Hutchinson and Castro have introduced reforms focused on these issues, including Senate Bill 1909, which would continue Medicaid coverage for new mothers for 12 months after giving birth, Currently, a mother is covered for only 60 days after a birth.
That bill would also create a pilot program to provide voluntary in-home nursing visits to low-income, first-time pregnant women; mandate quality control guidelines and hemorrhage protocols for birthing facilities; and require insurance plans to cover medically necessary treatment for postpartum complications.
“Just because the pregnancy goes smoothly doesn’t mean the mother won’t have complications afterward,” Castro said. “We are careful to examine newborns and their progress after birth, so why shouldn’t we do the same for mothers?”
Hutchinson’s Senate Bill 132 would require continuing education programs to teach doctors and nurses about implicit bias that can affect behaviors, decisions and actions in the treatment of women and minority groups.
“We’re finding too often and in too many cases that this does not just come down to whether or not you have insurance or whether you are comfortable going to a hospital,” Hutchinson said. “There are all kinds of cultural things that happen in that interaction amongst health care providers and patients from a number of different perspectives that impede and impact the kind and quality of care you get.”
Hutchinson said the type of care provided often depends on “how people view each other” during those interactions.

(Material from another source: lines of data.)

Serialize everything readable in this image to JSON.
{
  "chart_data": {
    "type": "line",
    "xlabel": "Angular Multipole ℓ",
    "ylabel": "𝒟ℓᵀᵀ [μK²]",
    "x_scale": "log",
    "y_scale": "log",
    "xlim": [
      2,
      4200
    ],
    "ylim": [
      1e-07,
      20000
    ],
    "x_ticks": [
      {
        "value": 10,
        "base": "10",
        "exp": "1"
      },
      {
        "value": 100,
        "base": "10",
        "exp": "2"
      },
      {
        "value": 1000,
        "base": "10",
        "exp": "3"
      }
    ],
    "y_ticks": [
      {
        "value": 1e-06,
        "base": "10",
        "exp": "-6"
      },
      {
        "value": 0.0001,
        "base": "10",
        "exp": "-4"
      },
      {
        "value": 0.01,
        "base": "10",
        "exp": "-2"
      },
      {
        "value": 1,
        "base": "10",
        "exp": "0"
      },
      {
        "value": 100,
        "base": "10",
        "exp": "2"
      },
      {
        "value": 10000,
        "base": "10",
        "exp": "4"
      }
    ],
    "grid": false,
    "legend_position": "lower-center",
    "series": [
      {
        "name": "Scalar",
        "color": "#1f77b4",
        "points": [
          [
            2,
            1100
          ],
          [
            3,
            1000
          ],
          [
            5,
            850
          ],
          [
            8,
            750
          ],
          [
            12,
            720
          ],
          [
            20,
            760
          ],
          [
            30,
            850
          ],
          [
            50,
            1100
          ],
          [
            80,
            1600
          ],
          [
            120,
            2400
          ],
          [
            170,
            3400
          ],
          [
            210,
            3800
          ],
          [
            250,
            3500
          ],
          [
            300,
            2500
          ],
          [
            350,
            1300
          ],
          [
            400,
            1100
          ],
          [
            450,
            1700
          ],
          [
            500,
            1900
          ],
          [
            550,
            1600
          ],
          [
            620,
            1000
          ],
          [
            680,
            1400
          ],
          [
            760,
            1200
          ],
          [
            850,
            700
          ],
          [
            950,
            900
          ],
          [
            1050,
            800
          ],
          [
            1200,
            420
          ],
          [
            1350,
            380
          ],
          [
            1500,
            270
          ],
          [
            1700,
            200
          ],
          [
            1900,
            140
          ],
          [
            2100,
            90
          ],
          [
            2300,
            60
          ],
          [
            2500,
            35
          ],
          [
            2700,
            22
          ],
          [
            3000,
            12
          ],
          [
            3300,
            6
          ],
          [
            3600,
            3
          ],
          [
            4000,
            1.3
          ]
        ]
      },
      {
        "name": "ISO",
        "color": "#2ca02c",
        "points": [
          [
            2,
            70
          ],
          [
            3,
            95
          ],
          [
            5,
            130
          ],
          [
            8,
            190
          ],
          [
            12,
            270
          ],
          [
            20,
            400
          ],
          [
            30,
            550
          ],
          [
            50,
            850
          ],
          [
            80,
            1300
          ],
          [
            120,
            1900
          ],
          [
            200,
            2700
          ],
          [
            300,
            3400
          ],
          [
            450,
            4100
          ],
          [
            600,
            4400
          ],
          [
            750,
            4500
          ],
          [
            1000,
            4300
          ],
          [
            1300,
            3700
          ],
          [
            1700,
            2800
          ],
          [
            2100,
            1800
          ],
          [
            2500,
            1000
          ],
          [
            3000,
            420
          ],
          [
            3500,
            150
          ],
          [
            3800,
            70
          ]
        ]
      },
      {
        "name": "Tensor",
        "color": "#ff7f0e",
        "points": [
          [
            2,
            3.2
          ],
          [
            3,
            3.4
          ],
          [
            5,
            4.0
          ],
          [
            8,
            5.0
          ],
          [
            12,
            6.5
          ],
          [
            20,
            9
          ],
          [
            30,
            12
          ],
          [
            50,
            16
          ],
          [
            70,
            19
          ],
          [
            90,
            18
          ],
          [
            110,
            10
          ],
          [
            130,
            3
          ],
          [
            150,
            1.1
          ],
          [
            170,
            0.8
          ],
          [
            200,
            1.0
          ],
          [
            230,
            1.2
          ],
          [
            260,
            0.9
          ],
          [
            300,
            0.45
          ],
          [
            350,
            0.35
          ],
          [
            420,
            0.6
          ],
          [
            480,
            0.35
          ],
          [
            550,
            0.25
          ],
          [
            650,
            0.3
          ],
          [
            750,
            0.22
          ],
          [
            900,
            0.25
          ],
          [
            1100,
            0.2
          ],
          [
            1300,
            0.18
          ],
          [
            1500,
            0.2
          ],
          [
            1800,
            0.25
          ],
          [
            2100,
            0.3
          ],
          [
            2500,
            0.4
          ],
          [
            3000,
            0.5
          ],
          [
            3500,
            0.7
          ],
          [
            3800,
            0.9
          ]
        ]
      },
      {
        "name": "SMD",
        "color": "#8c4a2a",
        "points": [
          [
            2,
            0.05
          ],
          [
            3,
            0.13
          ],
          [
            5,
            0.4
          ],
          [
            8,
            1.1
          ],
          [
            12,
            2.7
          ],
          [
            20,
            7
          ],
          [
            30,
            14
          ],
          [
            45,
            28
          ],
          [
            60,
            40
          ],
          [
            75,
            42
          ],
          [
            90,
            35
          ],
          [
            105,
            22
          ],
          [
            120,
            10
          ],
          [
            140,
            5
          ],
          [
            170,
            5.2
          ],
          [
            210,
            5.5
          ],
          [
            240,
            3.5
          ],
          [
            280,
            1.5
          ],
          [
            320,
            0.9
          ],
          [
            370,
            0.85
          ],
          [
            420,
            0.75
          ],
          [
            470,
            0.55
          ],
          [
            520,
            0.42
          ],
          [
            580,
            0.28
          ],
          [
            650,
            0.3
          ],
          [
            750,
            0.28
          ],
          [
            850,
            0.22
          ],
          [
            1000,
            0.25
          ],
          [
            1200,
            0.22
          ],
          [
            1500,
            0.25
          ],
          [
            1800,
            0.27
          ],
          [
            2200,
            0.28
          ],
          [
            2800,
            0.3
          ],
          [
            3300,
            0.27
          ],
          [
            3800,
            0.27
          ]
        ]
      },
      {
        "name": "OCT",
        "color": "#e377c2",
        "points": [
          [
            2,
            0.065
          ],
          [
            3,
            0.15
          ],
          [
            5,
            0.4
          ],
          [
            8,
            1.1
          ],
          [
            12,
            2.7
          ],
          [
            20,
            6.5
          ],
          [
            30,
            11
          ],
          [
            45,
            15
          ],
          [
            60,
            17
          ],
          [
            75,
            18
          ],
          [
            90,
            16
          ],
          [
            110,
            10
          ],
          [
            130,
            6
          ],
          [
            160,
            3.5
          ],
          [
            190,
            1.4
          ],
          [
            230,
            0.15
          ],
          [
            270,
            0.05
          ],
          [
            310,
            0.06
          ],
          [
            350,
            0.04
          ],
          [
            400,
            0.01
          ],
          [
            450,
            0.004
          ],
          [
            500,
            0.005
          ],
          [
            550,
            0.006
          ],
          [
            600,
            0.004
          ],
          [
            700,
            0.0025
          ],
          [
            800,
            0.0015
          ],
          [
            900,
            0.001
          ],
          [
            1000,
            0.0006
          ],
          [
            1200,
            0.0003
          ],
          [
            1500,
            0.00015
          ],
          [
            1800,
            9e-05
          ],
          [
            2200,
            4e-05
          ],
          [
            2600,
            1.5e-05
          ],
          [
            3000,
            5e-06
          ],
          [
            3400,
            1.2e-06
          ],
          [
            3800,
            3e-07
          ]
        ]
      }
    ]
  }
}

“There’s very few other things you could say in the highly industrialized nation that we live in, one of the richest countries on Earth, where these rates are the only places where they’re going up,” she said.
State Sen. Iris Martinez, a Chicago Democrat, said she would be exploring legislation focusing on making home births safer for those who either choose not to give birth at a hospital or do not have access to one.
Her Senate Joint Resolution 14, which passed in the Senate on Wednesday, would create a home birth crisis committee to provide the General Assembly with evidence-based solutions to the Illinois home birth maternity care crisis.
Martinez said state home births increased by 50 percent from 2007 to 2014, but there are now fewer than 10 legally recognized home birth nurse midwives in Illinois.
“Due to this scarcity, approximately half of the babies born at home in Illinois are born with no skilled assistant, or with assistance of underground community midwives who may or may not be licensed or credentialed,” Martinez said. “If a midwife is not licensed, they will not have access to lifesaving oxygen and anti-hemorrhage medication.”
Martinez said 33 states license community midwives, and Illinois should join them, as many women cannot afford to have a baby in a hospital.